Oboe Sonata-OB/PN

Composer: Cavallaro, Lenny

Publisher: Forton Music

Edition: FM196

$16.00

Oboe Sonata Op 1
for oboe and piano
by Lenny Cavallaro (b. 1947)- American composer and pianist
I. Moderato
II. Allegro
III. Largo
IV. Chaconne

 

Dedicated to Audrey Markowitz. 

From the composer:

My Opus 1 is indeed a baroque composition, utilizing the familiar four-movement structure of the form during that era. The influence of Bach is readily apparent in the first three movements, although the fourth is far closer to "Variations in the Italian Manner" than the chaconne Bach might have preferred for variations- or the giga or gigue he would more likely have composed. In much of Bach's music, we find him willing to use whatever instrument might be most readily available. Thus, the same music might be realized by flute, oboe, or violin, or even set to text for soprano. The composer's magnificent Sonata for flute and clavier in b minor was recycled as his sonata for oboe and clavier in g minor- the same piece, but merely with a change of key.
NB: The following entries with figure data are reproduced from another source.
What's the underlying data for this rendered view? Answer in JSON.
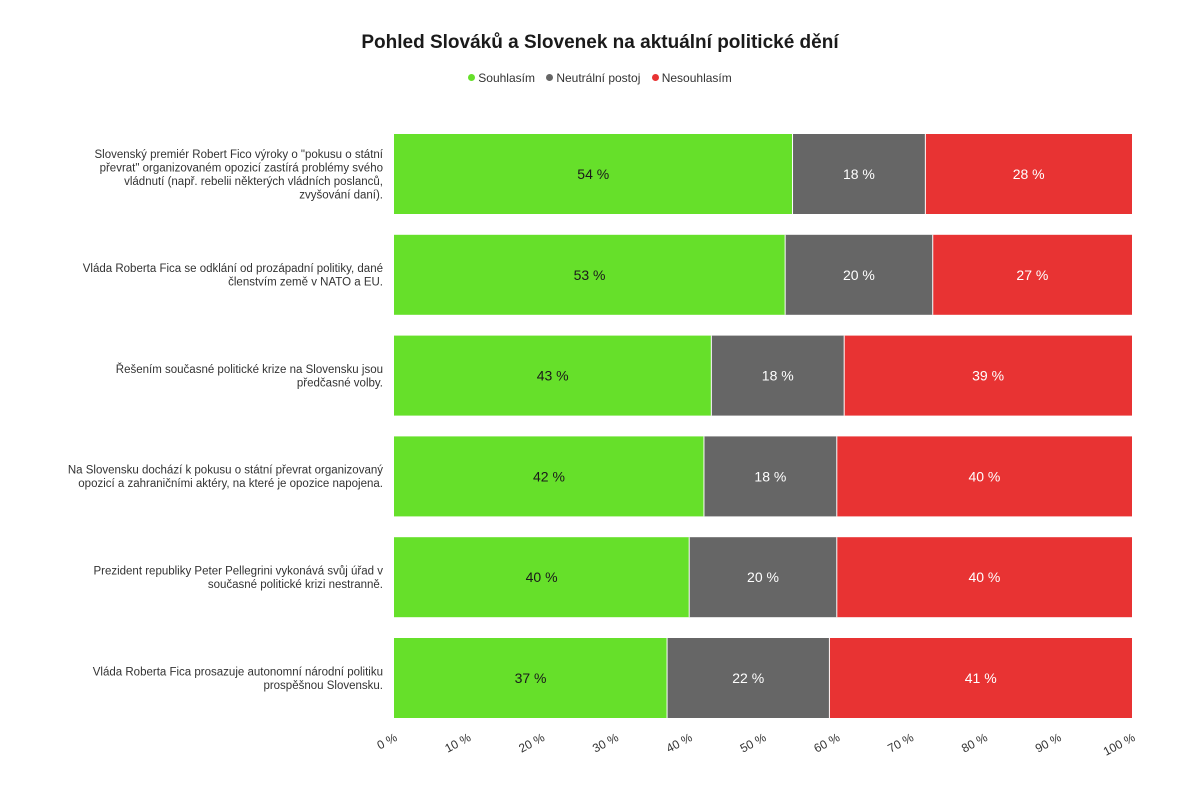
{
  "chart_data": {
    "type": "bar",
    "orientation": "horizontal",
    "stacked": true,
    "title": "Pohled Slováků a Slovenek na aktuální politické dění",
    "legend_position": "top-center",
    "grid": false,
    "xlim": [
      0,
      100
    ],
    "x_tick_labels": [
      "0 %",
      "10 %",
      "20 %",
      "30 %",
      "40 %",
      "50 %",
      "60 %",
      "70 %",
      "80 %",
      "90 %",
      "100 %"
    ],
    "categories": [
      "Slovenský premiér Robert Fico výroky o \"pokusu o státní převrat\" organizovaném opozicí zastírá problémy svého vládnutí (např. rebelii některých vládních poslanců, zvyšování daní).",
      "Vláda Roberta Fica se odklání od prozápadní politiky, dané členstvím země v NATO a EU.",
      "Řešením současné politické krize na Slovensku jsou předčasné volby.",
      "Na Slovensku dochází k pokusu o státní převrat organizovaný opozicí a zahraničními aktéry, na které je opozice napojena.",
      "Prezident republiky Peter Pellegrini vykonává svůj úřad v současné politické krizi nestranně.",
      "Vláda Roberta Fica prosazuje autonomní národní politiku prospěšnou Slovensku."
    ],
    "category_lines": [
      [
        "Slovenský premiér Robert Fico výroky o \"pokusu o státní",
        "převrat\" organizovaném opozicí zastírá problémy svého",
        "vládnutí (např. rebelii některých vládních poslanců,",
        "zvyšování daní)."
      ],
      [
        "Vláda Roberta Fica se odklání od prozápadní politiky, dané",
        "členstvím země v NATO a EU."
      ],
      [
        "Řešením současné politické krize na Slovensku jsou",
        "předčasné volby."
      ],
      [
        "Na Slovensku dochází k pokusu o státní převrat organizovaný",
        "opozicí a zahraničními aktéry, na které je opozice napojena."
      ],
      [
        "Prezident republiky Peter Pellegrini vykonává svůj úřad v",
        "současné politické krizi nestranně."
      ],
      [
        "Vláda Roberta Fica prosazuje autonomní národní politiku",
        "prospěšnou Slovensku."
      ]
    ],
    "series": [
      {
        "name": "Souhlasím",
        "color": "#66e02a",
        "label_color": "#1a1a1a",
        "values": [
          54,
          53,
          43,
          42,
          40,
          37
        ]
      },
      {
        "name": "Neutrální postoj",
        "color": "#666666",
        "label_color": "#ffffff",
        "values": [
          18,
          20,
          18,
          18,
          20,
          22
        ]
      },
      {
        "name": "Nesouhlasím",
        "color": "#e83333",
        "label_color": "#ffffff",
        "values": [
          28,
          27,
          39,
          40,
          40,
          41
        ]
      }
    ],
    "value_suffix": " %"
  }
}
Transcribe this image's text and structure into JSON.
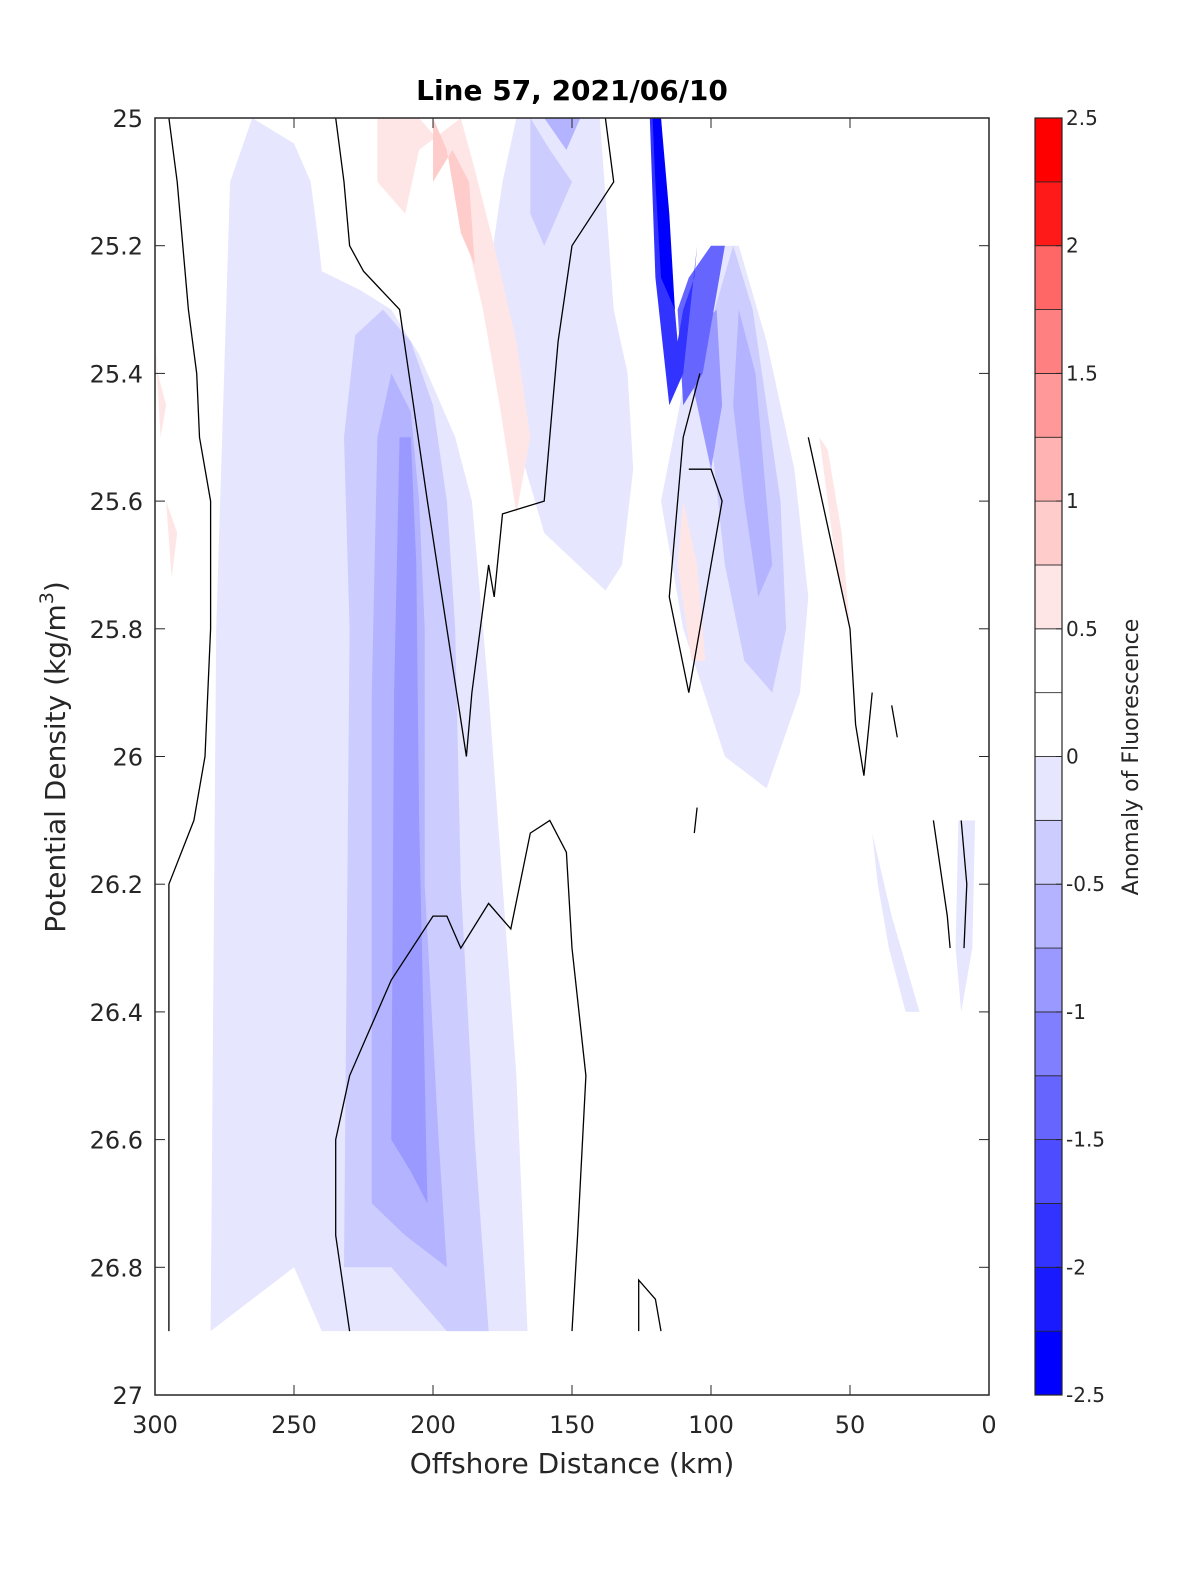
{
  "chart_data": {
    "type": "filled-contour",
    "title": "Line 57, 2021/06/10",
    "xlabel": "Offshore Distance (km)",
    "ylabel_main": "Potential Density (kg/m",
    "ylabel_sup": "3",
    "ylabel_tail": ")",
    "xlim": [
      300,
      0
    ],
    "ylim": [
      27,
      25
    ],
    "x_reversed": true,
    "y_reversed": true,
    "x_ticks": [
      300,
      250,
      200,
      150,
      100,
      50,
      0
    ],
    "x_tick_labels": [
      "300",
      "250",
      "200",
      "150",
      "100",
      "50",
      "0"
    ],
    "y_ticks": [
      25,
      25.2,
      25.4,
      25.6,
      25.8,
      26,
      26.2,
      26.4,
      26.6,
      26.8,
      27
    ],
    "y_tick_labels": [
      "25",
      "25.2",
      "25.4",
      "25.6",
      "25.8",
      "26",
      "26.2",
      "26.4",
      "26.6",
      "26.8",
      "27"
    ],
    "colorbar": {
      "label": "Anomaly of Fluorescence",
      "range": [
        -2.5,
        2.5
      ],
      "ticks": [
        -2.5,
        -2,
        -1.5,
        -1,
        -0.5,
        0,
        0.5,
        1,
        1.5,
        2,
        2.5
      ],
      "tick_labels": [
        "-2.5",
        "-2",
        "-1.5",
        "-1",
        "-0.5",
        "0",
        "0.5",
        "1",
        "1.5",
        "2",
        "2.5"
      ],
      "levels": [
        -2.5,
        -2.25,
        -2,
        -1.75,
        -1.5,
        -1.25,
        -1,
        -0.75,
        -0.5,
        -0.25,
        0.25,
        0.5,
        0.75,
        1,
        1.25,
        1.5,
        1.75,
        2,
        2.25,
        2.5
      ],
      "colors": [
        "#0000ff",
        "#1a1aff",
        "#3333ff",
        "#4d4dff",
        "#6666ff",
        "#8080ff",
        "#9999ff",
        "#b3b3ff",
        "#ccccff",
        "#e6e6ff",
        "#ffffff",
        "#ffe6e6",
        "#ffcccc",
        "#ffb3b3",
        "#ff9999",
        "#ff8080",
        "#ff6666",
        "#ff4d4d",
        "#ff3333",
        "#ff1a1a",
        "#ff0000"
      ]
    },
    "filled_regions": [
      {
        "level": -0.25,
        "color": "#e6e6ff",
        "polygon": [
          [
            280,
            26.9
          ],
          [
            278,
            25.8
          ],
          [
            273,
            25.1
          ],
          [
            265,
            25.0
          ],
          [
            250,
            25.04
          ],
          [
            244,
            25.1
          ],
          [
            241,
            25.2
          ],
          [
            240,
            25.24
          ],
          [
            226,
            25.27
          ],
          [
            215,
            25.3
          ],
          [
            205,
            25.37
          ],
          [
            197,
            25.45
          ],
          [
            192,
            25.5
          ],
          [
            186,
            25.6
          ],
          [
            180,
            25.9
          ],
          [
            175,
            26.2
          ],
          [
            170,
            26.5
          ],
          [
            166,
            26.9
          ],
          [
            240,
            26.9
          ],
          [
            250,
            26.8
          ]
        ]
      },
      {
        "level": -0.25,
        "color": "#e6e6ff",
        "polygon": [
          [
            130,
            25.0
          ],
          [
            140,
            25.0
          ],
          [
            135,
            25.3
          ],
          [
            130,
            25.4
          ],
          [
            128,
            25.55
          ],
          [
            132,
            25.7
          ],
          [
            138,
            25.74
          ],
          [
            160,
            25.65
          ],
          [
            170,
            25.5
          ],
          [
            180,
            25.25
          ],
          [
            175,
            25.1
          ],
          [
            170,
            25.0
          ]
        ]
      },
      {
        "level": -0.25,
        "color": "#e6e6ff",
        "polygon": [
          [
            100,
            25.2
          ],
          [
            90,
            25.2
          ],
          [
            80,
            25.35
          ],
          [
            70,
            25.55
          ],
          [
            65,
            25.75
          ],
          [
            68,
            25.9
          ],
          [
            80,
            26.05
          ],
          [
            95,
            26.0
          ],
          [
            110,
            25.8
          ],
          [
            118,
            25.6
          ]
        ]
      },
      {
        "level": -0.25,
        "color": "#e6e6ff",
        "polygon": [
          [
            42,
            26.12
          ],
          [
            35,
            26.25
          ],
          [
            25,
            26.4
          ],
          [
            30,
            26.4
          ],
          [
            36,
            26.3
          ],
          [
            40,
            26.2
          ]
        ]
      },
      {
        "level": -0.25,
        "color": "#e6e6ff",
        "polygon": [
          [
            11,
            26.1
          ],
          [
            5,
            26.1
          ],
          [
            6,
            26.3
          ],
          [
            10,
            26.4
          ],
          [
            12,
            26.3
          ]
        ]
      },
      {
        "level": -0.5,
        "color": "#ccccff",
        "polygon": [
          [
            232,
            26.8
          ],
          [
            230,
            25.8
          ],
          [
            232,
            25.5
          ],
          [
            228,
            25.34
          ],
          [
            218,
            25.3
          ],
          [
            208,
            25.35
          ],
          [
            200,
            25.45
          ],
          [
            195,
            25.6
          ],
          [
            192,
            25.8
          ],
          [
            190,
            26.2
          ],
          [
            185,
            26.6
          ],
          [
            180,
            26.9
          ],
          [
            195,
            26.9
          ],
          [
            215,
            26.8
          ]
        ]
      },
      {
        "level": -0.5,
        "color": "#ccccff",
        "polygon": [
          [
            165,
            25.0
          ],
          [
            158,
            25.05
          ],
          [
            150,
            25.1
          ],
          [
            155,
            25.15
          ],
          [
            160,
            25.2
          ],
          [
            165,
            25.15
          ]
        ]
      },
      {
        "level": -0.5,
        "color": "#ccccff",
        "polygon": [
          [
            92,
            25.2
          ],
          [
            85,
            25.3
          ],
          [
            80,
            25.45
          ],
          [
            75,
            25.6
          ],
          [
            73,
            25.8
          ],
          [
            78,
            25.9
          ],
          [
            88,
            25.85
          ],
          [
            95,
            25.7
          ],
          [
            100,
            25.5
          ],
          [
            102,
            25.35
          ]
        ]
      },
      {
        "level": -0.75,
        "color": "#b3b3ff",
        "polygon": [
          [
            222,
            26.7
          ],
          [
            222,
            25.9
          ],
          [
            220,
            25.5
          ],
          [
            215,
            25.4
          ],
          [
            208,
            25.46
          ],
          [
            205,
            25.6
          ],
          [
            203,
            25.8
          ],
          [
            203,
            26.2
          ],
          [
            198,
            26.6
          ],
          [
            195,
            26.8
          ],
          [
            210,
            26.75
          ]
        ]
      },
      {
        "level": -0.75,
        "color": "#b3b3ff",
        "polygon": [
          [
            160,
            25.0
          ],
          [
            152,
            25.05
          ],
          [
            147,
            25.0
          ]
        ]
      },
      {
        "level": -0.75,
        "color": "#b3b3ff",
        "polygon": [
          [
            90,
            25.3
          ],
          [
            84,
            25.4
          ],
          [
            80,
            25.6
          ],
          [
            78,
            25.7
          ],
          [
            83,
            25.75
          ],
          [
            88,
            25.6
          ],
          [
            92,
            25.45
          ]
        ]
      },
      {
        "level": -1.0,
        "color": "#9999ff",
        "polygon": [
          [
            215,
            26.6
          ],
          [
            214,
            25.9
          ],
          [
            212,
            25.5
          ],
          [
            208,
            25.5
          ],
          [
            206,
            25.7
          ],
          [
            205,
            26.1
          ],
          [
            203,
            26.5
          ],
          [
            202,
            26.7
          ],
          [
            208,
            26.65
          ]
        ]
      },
      {
        "level": -1.0,
        "color": "#9999ff",
        "polygon": [
          [
            110,
            25.35
          ],
          [
            105,
            25.45
          ],
          [
            100,
            25.55
          ],
          [
            96,
            25.45
          ],
          [
            98,
            25.3
          ]
        ]
      },
      {
        "level": -1.5,
        "color": "#6666ff",
        "polygon": [
          [
            100,
            25.2
          ],
          [
            95,
            25.2
          ],
          [
            103,
            25.4
          ],
          [
            110,
            25.45
          ],
          [
            112,
            25.3
          ],
          [
            108,
            25.25
          ]
        ]
      },
      {
        "level": -2.0,
        "color": "#3333ff",
        "polygon": [
          [
            122,
            25.0
          ],
          [
            118,
            25.0
          ],
          [
            115,
            25.2
          ],
          [
            112,
            25.35
          ],
          [
            110,
            25.3
          ],
          [
            106,
            25.25
          ],
          [
            105,
            25.2
          ],
          [
            110,
            25.4
          ],
          [
            115,
            25.45
          ],
          [
            120,
            25.25
          ]
        ]
      },
      {
        "level": -2.25,
        "color": "#0000ff",
        "polygon": [
          [
            121,
            25.0
          ],
          [
            118,
            25.0
          ],
          [
            115,
            25.15
          ],
          [
            113,
            25.3
          ],
          [
            118,
            25.25
          ],
          [
            120,
            25.1
          ]
        ]
      },
      {
        "level": 0.25,
        "color": "#ffe6e6",
        "polygon": [
          [
            220,
            25.0
          ],
          [
            205,
            25.0
          ],
          [
            195,
            25.05
          ],
          [
            190,
            25.15
          ],
          [
            182,
            25.3
          ],
          [
            176,
            25.45
          ],
          [
            170,
            25.62
          ],
          [
            165,
            25.5
          ],
          [
            170,
            25.35
          ],
          [
            178,
            25.2
          ],
          [
            185,
            25.08
          ],
          [
            190,
            25.0
          ],
          [
            205,
            25.05
          ],
          [
            210,
            25.15
          ],
          [
            220,
            25.1
          ]
        ]
      },
      {
        "level": 0.25,
        "color": "#ffe6e6",
        "polygon": [
          [
            110,
            25.6
          ],
          [
            105,
            25.7
          ],
          [
            102,
            25.85
          ],
          [
            107,
            25.85
          ],
          [
            112,
            25.7
          ]
        ]
      },
      {
        "level": 0.25,
        "color": "#ffe6e6",
        "polygon": [
          [
            61,
            25.5
          ],
          [
            55,
            25.7
          ],
          [
            50,
            25.8
          ],
          [
            53,
            25.65
          ],
          [
            58,
            25.52
          ]
        ]
      },
      {
        "level": 0.25,
        "color": "#ffe6e6",
        "polygon": [
          [
            300,
            25.35
          ],
          [
            298,
            25.5
          ],
          [
            296,
            25.45
          ],
          [
            299,
            25.4
          ]
        ]
      },
      {
        "level": 0.25,
        "color": "#ffe6e6",
        "polygon": [
          [
            296,
            25.6
          ],
          [
            294,
            25.72
          ],
          [
            292,
            25.65
          ]
        ]
      },
      {
        "level": 0.5,
        "color": "#ffcccc",
        "polygon": [
          [
            200,
            25.0
          ],
          [
            195,
            25.05
          ],
          [
            190,
            25.18
          ],
          [
            185,
            25.23
          ],
          [
            187,
            25.1
          ],
          [
            193,
            25.05
          ],
          [
            200,
            25.1
          ]
        ]
      }
    ],
    "zero_contours": [
      [
        [
          295,
          25.0
        ],
        [
          292,
          25.1
        ],
        [
          290,
          25.2
        ],
        [
          288,
          25.3
        ],
        [
          285,
          25.4
        ],
        [
          284,
          25.5
        ],
        [
          280,
          25.6
        ],
        [
          280,
          25.8
        ],
        [
          282,
          26.0
        ],
        [
          286,
          26.1
        ],
        [
          295,
          26.2
        ],
        [
          295,
          26.9
        ]
      ],
      [
        [
          235,
          25.0
        ],
        [
          232,
          25.1
        ],
        [
          230,
          25.2
        ],
        [
          225,
          25.24
        ],
        [
          212,
          25.3
        ],
        [
          207,
          25.45
        ],
        [
          202,
          25.6
        ],
        [
          195,
          25.8
        ],
        [
          188,
          26.0
        ],
        [
          186,
          25.9
        ],
        [
          180,
          25.7
        ],
        [
          178,
          25.75
        ],
        [
          175,
          25.62
        ],
        [
          160,
          25.6
        ],
        [
          157,
          25.45
        ],
        [
          155,
          25.35
        ],
        [
          150,
          25.2
        ],
        [
          135,
          25.1
        ],
        [
          138,
          25.0
        ]
      ],
      [
        [
          104,
          25.4
        ],
        [
          110,
          25.5
        ],
        [
          115,
          25.75
        ],
        [
          108,
          25.9
        ],
        [
          100,
          25.7
        ],
        [
          96,
          25.6
        ],
        [
          100,
          25.55
        ],
        [
          108,
          25.55
        ]
      ],
      [
        [
          65,
          25.5
        ],
        [
          60,
          25.6
        ],
        [
          50,
          25.8
        ],
        [
          48,
          25.95
        ],
        [
          45,
          26.03
        ],
        [
          42,
          25.9
        ]
      ],
      [
        [
          35,
          25.92
        ],
        [
          33,
          25.97
        ]
      ],
      [
        [
          150,
          26.9
        ],
        [
          148,
          26.75
        ],
        [
          145,
          26.5
        ],
        [
          150,
          26.3
        ],
        [
          152,
          26.15
        ],
        [
          158,
          26.1
        ],
        [
          165,
          26.12
        ],
        [
          172,
          26.27
        ],
        [
          180,
          26.23
        ],
        [
          190,
          26.3
        ],
        [
          195,
          26.25
        ],
        [
          200,
          26.25
        ],
        [
          215,
          26.35
        ],
        [
          225,
          26.45
        ],
        [
          230,
          26.5
        ],
        [
          235,
          26.6
        ],
        [
          235,
          26.75
        ],
        [
          230,
          26.9
        ]
      ],
      [
        [
          118,
          26.9
        ],
        [
          120,
          26.85
        ],
        [
          126,
          26.82
        ],
        [
          126,
          26.9
        ]
      ],
      [
        [
          105,
          26.08
        ],
        [
          106,
          26.12
        ]
      ],
      [
        [
          20,
          26.1
        ],
        [
          15,
          26.25
        ],
        [
          14,
          26.3
        ]
      ],
      [
        [
          10,
          26.1
        ],
        [
          8,
          26.2
        ],
        [
          9,
          26.3
        ]
      ]
    ]
  }
}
I am not altogether certain what instrument I had in mind for this composition, though I was definitely thinking "woodwind". As things developed, a violinist debuted the first performance of the entire composition (and subsequently recorded it), and I have enjoyed successful collaborations with flutists as well. I did not provide indications for articulations or dynamics, and trust that the performers will familiarize themselves with stylistic conventions and ultimately feel free to discover what works best for them. Similarly, I hope they will appreciate the improvisatory nature of the style, and I even encourage them to feel free to append certain embellishments where the passages clearly allow such liberties. This indeed, is what Audrey Markowitz, to whom the composition is dedicated, chose to do, notably in the third movement. It has been remarked that most of my music sounds as though it was written between 1725 and 1825. I hope that the publication of several of my works will encourage other composers to return to our common roots!